The report points out that a fundamental problem facing South Africa is that our dysfunctional schooling system means that there is no inter-generational mobility for the children of poor parents, who are locked into a life of poverty as they are not provided with the means to improve their lot. A second problem relates to discrepancies in remuneration between the commercial and public service sectors for people who do have skills. The largest group here is the teachers, who are leaving the profession in droves for better-remunerated posts outside of it. We should demand better performance from our teachers, but in return we should be prepared to pay them more.
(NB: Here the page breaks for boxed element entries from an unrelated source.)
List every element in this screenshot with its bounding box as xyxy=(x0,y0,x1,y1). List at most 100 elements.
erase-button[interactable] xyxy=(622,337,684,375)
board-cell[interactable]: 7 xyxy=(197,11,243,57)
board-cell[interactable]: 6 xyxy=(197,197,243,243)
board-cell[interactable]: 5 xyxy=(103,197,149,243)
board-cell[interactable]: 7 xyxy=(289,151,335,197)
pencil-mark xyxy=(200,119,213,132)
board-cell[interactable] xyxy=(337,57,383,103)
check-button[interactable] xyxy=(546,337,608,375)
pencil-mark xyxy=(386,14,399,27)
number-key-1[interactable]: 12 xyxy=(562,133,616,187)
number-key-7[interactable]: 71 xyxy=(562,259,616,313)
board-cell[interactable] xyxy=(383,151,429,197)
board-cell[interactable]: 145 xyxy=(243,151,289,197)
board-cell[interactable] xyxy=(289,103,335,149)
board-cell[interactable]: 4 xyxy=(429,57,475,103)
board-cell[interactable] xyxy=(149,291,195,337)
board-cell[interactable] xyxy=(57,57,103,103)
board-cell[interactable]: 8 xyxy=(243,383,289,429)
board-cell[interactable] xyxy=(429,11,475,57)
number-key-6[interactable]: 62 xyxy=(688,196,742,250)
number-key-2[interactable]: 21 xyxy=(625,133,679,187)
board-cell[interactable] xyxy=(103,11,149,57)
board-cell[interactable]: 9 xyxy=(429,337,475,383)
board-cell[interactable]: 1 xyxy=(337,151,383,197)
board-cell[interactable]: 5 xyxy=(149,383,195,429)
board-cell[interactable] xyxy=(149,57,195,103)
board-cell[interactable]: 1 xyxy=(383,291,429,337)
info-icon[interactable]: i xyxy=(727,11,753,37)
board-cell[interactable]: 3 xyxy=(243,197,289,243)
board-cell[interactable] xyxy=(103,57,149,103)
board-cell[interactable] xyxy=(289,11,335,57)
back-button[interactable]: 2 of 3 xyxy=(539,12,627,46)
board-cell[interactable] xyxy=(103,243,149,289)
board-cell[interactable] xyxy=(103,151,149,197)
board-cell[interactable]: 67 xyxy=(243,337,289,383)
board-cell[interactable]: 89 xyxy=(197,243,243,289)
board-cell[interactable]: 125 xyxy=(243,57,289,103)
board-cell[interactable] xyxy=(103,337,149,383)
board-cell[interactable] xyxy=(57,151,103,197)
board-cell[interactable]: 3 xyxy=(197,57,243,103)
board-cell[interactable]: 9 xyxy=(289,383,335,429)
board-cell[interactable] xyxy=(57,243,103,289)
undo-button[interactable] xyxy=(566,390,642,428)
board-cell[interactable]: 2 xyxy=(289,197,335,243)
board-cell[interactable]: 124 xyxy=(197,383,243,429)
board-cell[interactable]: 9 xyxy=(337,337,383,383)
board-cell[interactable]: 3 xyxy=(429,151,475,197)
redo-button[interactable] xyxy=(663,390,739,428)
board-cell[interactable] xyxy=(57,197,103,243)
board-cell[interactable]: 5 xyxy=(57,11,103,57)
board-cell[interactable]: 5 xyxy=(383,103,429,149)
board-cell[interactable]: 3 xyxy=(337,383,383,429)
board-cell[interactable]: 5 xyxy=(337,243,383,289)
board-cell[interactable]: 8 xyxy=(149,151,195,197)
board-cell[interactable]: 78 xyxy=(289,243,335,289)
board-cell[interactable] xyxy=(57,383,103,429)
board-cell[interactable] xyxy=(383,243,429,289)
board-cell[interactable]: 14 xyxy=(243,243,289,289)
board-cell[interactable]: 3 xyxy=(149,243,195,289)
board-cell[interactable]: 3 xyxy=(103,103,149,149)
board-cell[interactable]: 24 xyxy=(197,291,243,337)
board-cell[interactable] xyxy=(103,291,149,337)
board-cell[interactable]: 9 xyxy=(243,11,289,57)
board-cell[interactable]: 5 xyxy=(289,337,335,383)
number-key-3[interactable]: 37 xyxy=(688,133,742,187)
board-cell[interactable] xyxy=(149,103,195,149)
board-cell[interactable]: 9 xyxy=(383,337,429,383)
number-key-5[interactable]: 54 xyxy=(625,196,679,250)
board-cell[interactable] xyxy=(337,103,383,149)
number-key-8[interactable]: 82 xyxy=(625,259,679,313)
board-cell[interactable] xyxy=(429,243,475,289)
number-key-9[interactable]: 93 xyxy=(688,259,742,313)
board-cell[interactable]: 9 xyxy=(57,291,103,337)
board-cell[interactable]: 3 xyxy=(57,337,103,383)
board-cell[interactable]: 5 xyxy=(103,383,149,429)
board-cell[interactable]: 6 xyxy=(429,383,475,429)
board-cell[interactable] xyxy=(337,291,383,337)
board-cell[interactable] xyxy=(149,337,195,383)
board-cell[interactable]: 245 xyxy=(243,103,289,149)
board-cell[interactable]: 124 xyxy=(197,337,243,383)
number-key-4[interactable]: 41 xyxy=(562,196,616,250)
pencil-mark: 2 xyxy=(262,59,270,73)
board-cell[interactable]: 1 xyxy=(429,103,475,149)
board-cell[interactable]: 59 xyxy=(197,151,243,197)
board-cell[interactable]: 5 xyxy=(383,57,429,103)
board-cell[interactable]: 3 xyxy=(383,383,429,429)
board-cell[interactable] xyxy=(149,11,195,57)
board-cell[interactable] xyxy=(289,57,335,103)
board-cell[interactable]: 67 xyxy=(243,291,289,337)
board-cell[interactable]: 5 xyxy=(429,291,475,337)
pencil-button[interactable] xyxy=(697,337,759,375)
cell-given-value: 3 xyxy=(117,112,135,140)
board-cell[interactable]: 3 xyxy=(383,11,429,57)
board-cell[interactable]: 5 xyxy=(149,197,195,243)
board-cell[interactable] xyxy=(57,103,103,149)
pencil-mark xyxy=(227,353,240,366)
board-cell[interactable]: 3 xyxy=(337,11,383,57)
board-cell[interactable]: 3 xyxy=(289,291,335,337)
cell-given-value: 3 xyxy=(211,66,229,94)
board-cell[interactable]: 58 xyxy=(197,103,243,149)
A second step towards encouraging long-term economic growth would be for government to put its money where its mouth is with regard to spending on research and development (R&D). It is disappointing to note that recently-released statistics (http://www.businessday.co.za/Articles/Content.aspx?id=120629) show that South Africa has failed to meet the target of spending one per cent of its gross domestic product (GDP) on R&D by the 2008/2009 fiscal year. In fact, expenditure on R&D as a percentage of GDP has declined for the second year running, and now stands at 0.92%. More detailed analysis shows that the major culprit in terms of not coming to the party is the state: spending through the science councils showed a five per cent fall in real terms in 2008/2009, compared to a three per cent rise in private sector spending, and an increase of 3.5% by the higher education sector. But it is encouraging that President Zuma has included the ambitious goal of R&D spending comprising 1.5% of GDP by the time his government reaches the end of its term in 2014. Not only this, but he has included this target in the performance agreement he signed recently with Minister of Science and Technology Naledi Pandor. The only obstacle to her achieving this target would be if her government failed to provide her with the resources to do so. And provided he channels these funds through her department and keeps them well away from the Department of Public Enterprises, future funding fiascos, such as the ten billion rands wasted on the Pebble Bed Modular Reactor, should be avoided.